The Research on Key Technologies of Replica Management for Data Grid

【作者】 孙海燕

【导师】 邹鹏;

【作者基本信息】 国防科学技术大学 , 计算机科学与技术, 2005, 博士

【摘要】 信息技术的发展使政府、企业、教育科研、医疗卫生等各部门纷纷在Internet提供的信息服务平台上开展业务。由于Internet缺乏对数据共享和协同问题求解的有效支持,使上述应用领域中的很多信息系统存在资源部门割据、信息分散、数据难于查找、应用系统相互孤立、难以互联互通等问题。 数据网格(Data Grid)面向广域网异构环境,为用户建立分布、异构、海量数据的一体化访问、存储、传输、管理与服务架构,是实现广域网环境下数据共享和协同问题求解的有效途径。数据网格技术可以为政府、企业、教育科研、医疗卫生等领域中的大量数据提供有效管理和共享的途径。 面向上述应用领域的数据网格系统通常表现出如下特点:系统具有P2P结构;网络通信能力有限;各节点的存储能力有限等,我们将这种网络环境称之为“低端计算环境”。在数据网格系统中,复制技术被广泛采用以提高系统性能,缩短数据响应时间并降低网络带宽消耗,复制技术的引入带来了副本管理问题,而副本管理的效率直接影响了系统的性能。目前,副本管理问题是业界广泛关注的热点问题。为了提高运行在“低端计算环境”上的数据网格系统的性能,本文致力于研究适应低端计算环境的数据网格副本管理关键技术。 本文以系统性能、可用性和可扩展性为目标,针对低端数据网格系统的特点,开展低端数据网格系统中副本管理技术的研究。
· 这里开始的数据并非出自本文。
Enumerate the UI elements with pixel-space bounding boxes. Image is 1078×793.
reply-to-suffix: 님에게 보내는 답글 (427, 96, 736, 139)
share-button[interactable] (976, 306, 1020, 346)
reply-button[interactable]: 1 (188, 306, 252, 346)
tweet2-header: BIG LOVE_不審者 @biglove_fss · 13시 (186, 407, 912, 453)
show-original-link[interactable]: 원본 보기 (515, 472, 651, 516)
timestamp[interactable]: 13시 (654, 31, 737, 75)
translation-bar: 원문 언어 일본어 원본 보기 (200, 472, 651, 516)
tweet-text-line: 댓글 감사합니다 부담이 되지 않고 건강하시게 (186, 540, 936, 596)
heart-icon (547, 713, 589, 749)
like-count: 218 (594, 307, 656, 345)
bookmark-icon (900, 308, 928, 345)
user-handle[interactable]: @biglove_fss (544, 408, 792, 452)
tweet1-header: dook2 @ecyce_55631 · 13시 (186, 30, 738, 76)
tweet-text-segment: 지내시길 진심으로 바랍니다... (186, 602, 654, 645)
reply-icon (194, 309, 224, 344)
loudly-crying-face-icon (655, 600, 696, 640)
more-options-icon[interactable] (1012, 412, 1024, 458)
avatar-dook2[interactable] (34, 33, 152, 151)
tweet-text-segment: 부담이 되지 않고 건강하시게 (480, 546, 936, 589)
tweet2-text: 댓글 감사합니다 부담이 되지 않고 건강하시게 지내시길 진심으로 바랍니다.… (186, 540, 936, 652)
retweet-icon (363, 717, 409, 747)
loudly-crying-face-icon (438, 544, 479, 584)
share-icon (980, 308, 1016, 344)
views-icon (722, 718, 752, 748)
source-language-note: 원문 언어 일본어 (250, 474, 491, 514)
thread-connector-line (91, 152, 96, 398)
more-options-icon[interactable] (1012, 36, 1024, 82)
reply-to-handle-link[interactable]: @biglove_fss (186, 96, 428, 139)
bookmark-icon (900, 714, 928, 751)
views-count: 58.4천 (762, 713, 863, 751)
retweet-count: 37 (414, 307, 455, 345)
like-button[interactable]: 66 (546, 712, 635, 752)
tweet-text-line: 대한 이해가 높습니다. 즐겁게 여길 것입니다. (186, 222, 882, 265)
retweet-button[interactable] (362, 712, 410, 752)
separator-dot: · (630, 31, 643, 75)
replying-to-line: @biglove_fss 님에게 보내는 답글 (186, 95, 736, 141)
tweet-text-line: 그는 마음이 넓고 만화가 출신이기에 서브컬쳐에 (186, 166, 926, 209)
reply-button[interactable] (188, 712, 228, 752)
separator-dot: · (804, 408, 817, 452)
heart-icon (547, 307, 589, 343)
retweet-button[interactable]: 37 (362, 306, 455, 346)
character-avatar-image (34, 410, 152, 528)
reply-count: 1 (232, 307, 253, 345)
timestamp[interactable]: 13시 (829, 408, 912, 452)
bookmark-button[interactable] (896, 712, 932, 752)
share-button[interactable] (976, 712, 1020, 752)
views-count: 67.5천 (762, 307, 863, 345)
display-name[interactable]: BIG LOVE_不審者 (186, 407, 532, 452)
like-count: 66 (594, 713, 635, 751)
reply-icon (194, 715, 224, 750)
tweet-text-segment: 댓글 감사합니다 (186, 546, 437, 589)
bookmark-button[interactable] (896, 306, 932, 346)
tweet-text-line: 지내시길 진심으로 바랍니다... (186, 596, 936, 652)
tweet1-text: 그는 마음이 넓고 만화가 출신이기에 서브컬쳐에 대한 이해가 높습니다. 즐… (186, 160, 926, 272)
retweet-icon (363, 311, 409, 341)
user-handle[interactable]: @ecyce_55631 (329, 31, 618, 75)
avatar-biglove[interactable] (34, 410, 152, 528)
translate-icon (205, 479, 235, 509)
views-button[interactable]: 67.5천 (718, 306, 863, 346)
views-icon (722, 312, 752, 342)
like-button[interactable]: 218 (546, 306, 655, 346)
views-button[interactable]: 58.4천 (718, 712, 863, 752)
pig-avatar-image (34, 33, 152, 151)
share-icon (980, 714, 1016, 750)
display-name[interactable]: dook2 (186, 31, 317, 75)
本文的主要贡献在于: 1.提出了NLPR数据网格复制模型,建立了数据网格系统中副本管理各类问题的统一描述,简化了副本管理问题的求解过程;提出了基于服务合成的副本管理服务框架SCRMSA,为面向不同应用领域的数据网格副本管理服务提供了一种开放、透明、灵活的实现方案;在此基础上,提出了数据网格系统管理模型DGRMSM,实现对数据网格副本的透明、可扩展、开放的管理。 2.提出了“存储联盟”的概念,并以此为基础提出了基于存储联盟的双层动态副本创建策略SADDRES,建立了存储联盟间利用缓存建立数据副本、存储联盟内根据用户访问历史合理分布数据的副本创建策略。 3.基于“存储联盟环”的结构,提出了层次式副本定位与选择机制SAHRLSM,主要包括副本目录SARRC、副本定位算法SAHRLM和副本选择算法SAHRSM,并实现了网格节点和存储联盟的动态性管理、副本目录的一致性维护等机制,具有负载均衡、可靠性高以及可扩展性好等优点。 4.为了实现对网格副本的一致性管理并屏蔽不同网格应用的差异,引入了副本一致性管理服务RCMS,为数据网格系统提供了分布、高效、灵活的副本一致性管理机制;基于低端数据网格系统的特点,提出了基于视图和版本的副本一致性管理策略VVRCOMS,该策略采用版本机制对副本进行管理,在保证用户视图一致性的前提下,具有较好的系统性能。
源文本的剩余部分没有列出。